So, when did they start telling us that we have to love ourselves? Remember that song from the eighties? Witney Houston. It's the Greatest Love Of All. Self Love. Hmmm.... I think she died an untimely death from drug addiction. And that is a really complex web because part of the cliché rhetoric around addictions is that they come out of self hatred, or from a lack of self esteem, or that addictions are all about finding some way of validating an empty soul that simply cannot or never will validate itself. Or whatever. Not that I want to judge the poor woman because she clearly was herself a victim no matter what she happened to be singing and recording during her illustrious career. And she was such a brilliant singer!
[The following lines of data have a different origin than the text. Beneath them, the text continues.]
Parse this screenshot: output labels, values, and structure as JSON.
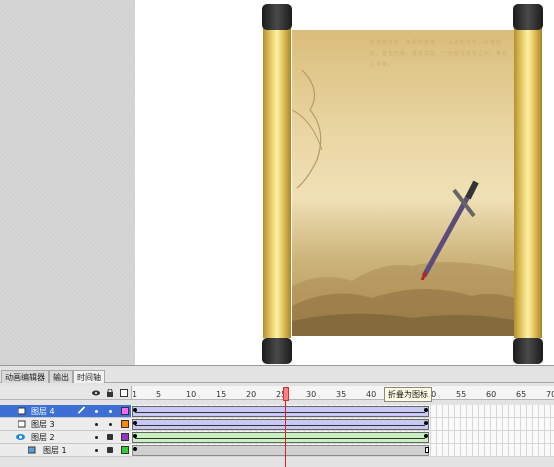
{
  "tabs": [
    {
      "label": "动画编辑器",
      "active": false
    },
    {
      "label": "输出",
      "active": false
    },
    {
      "label": "时间轴",
      "active": true
    }
  ],
  "ruler": {
    "ticks": [
      "1",
      "5",
      "10",
      "15",
      "20",
      "25",
      "30",
      "35",
      "40",
      "45",
      "50",
      "55",
      "60",
      "65",
      "70"
    ],
    "current_frame": 25
  },
  "layers": [
    {
      "name": "图层 4",
      "selected": true,
      "locked": false,
      "color": "#ff66ff",
      "tween_color": "#c9c9f5",
      "has_pencil": true
    },
    {
      "name": "图层 3",
      "selected": false,
      "locked": false,
      "color": "#ff8800",
      "tween_color": "#c9c9f5",
      "has_pencil": false
    },
    {
      "name": "图层 2",
      "selected": false,
      "locked": true,
      "color": "#9933cc",
      "tween_color": "#c8f0c0",
      "has_pencil": false
    },
    {
      "name": "图层 1",
      "selected": false,
      "locked": true,
      "color": "#33cc33",
      "tween_color": "#d0d0d0",
      "has_pencil": false
    }
  ],
  "tooltip": "折叠为图标",
  "scroll_poem": "东方的天空，无尽的苍穹，一点点的光芒。大地如此，苍生万物，是是非非。一切都在变化之中，唯有心不变。"
}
On the weekend I heard one woman on a program that celebrates feminism proclaim that she had to learn to love herself before she could love another person. She sounded so smug and obnoxious, I just had to shut it off. Her tone was such that there was no one in the universe more important than her exalted self, and there is no way I am going to start my day hearing that kind of claptrap. (besides, I don't like competition!) And, those of us who are Christians by profession or by actuality, how many times have we been told from the pulpit and elsewhere that we have to love ourselves, because we are commanded to love our neighbours as we love ourselves, and if we don't love ourselves, then how can we possibly love anything else? Except maybe chocolate.
I am going to start on that last statement. Love your neighbour as you love yourself. Is that really a command that we love ourselves? I don't know. I have always read this as meaning that we are to love our neighbour, purely and simply. But we also have to love ourselves? Oh...Do we? I have always understood this as really meaning that it is already given that we are going to love ourselves. It's a no-brainer. The real challenge is that we actually love the person next to us the way we already love ourselves. Hello? Still there?
So, allow me to launch into another attack against psychobabble. Sometime in the seventies everyone began talking about loving themselves, how much they loved themselves, how they needed to love themselves, how they couldn't really love anyone unless they first loved themselves. I never drank that particular flavour of Kool Aid. And we were all under a lot of pressure to drink it. And I simply refused. But why? Because I hate myself? Uh...no. I neither love nor do I hate myself. I am myself. Love is something you do for someone else. Otherwise, it ain't love. I certainly take care of myself, and value my life and try to keep my life functioning as smoothly and enjoyably as possible, but here I digress. But I don't adore myself. I don't think of myself as anyone or anything special. Because I'm not. And, honey, neither are you. If we choose to reach anything higher than that then that makes us narcissists, and we have only to look at the president Dump, the Narcissist in Chief in the White House in Washington DC for a little salutary warning. But do I think we're okay, we will always be okay, and for that reason what's there not to love!
I do find it interesting the way the trend towards self love coincided so neatly with the rise of our culture of narcissism and the kind of global uber capitalism that is strangling our humanity and by extension our planet. It would be arguable that there is an indelible link between self-love, or rather, self-adoration (they are two different things) and the kind of individualism and rampant self-promotion that of course are the very lyrics and music of capitalism. For fans of opera, just close your eyes and think of Wagner (no, don't!) and try to visualise the corpulent Brunhilde, resplendent in horned helmet and brass bra, as the flames mount higher and higher around her. And that, ducks, is self-adoration.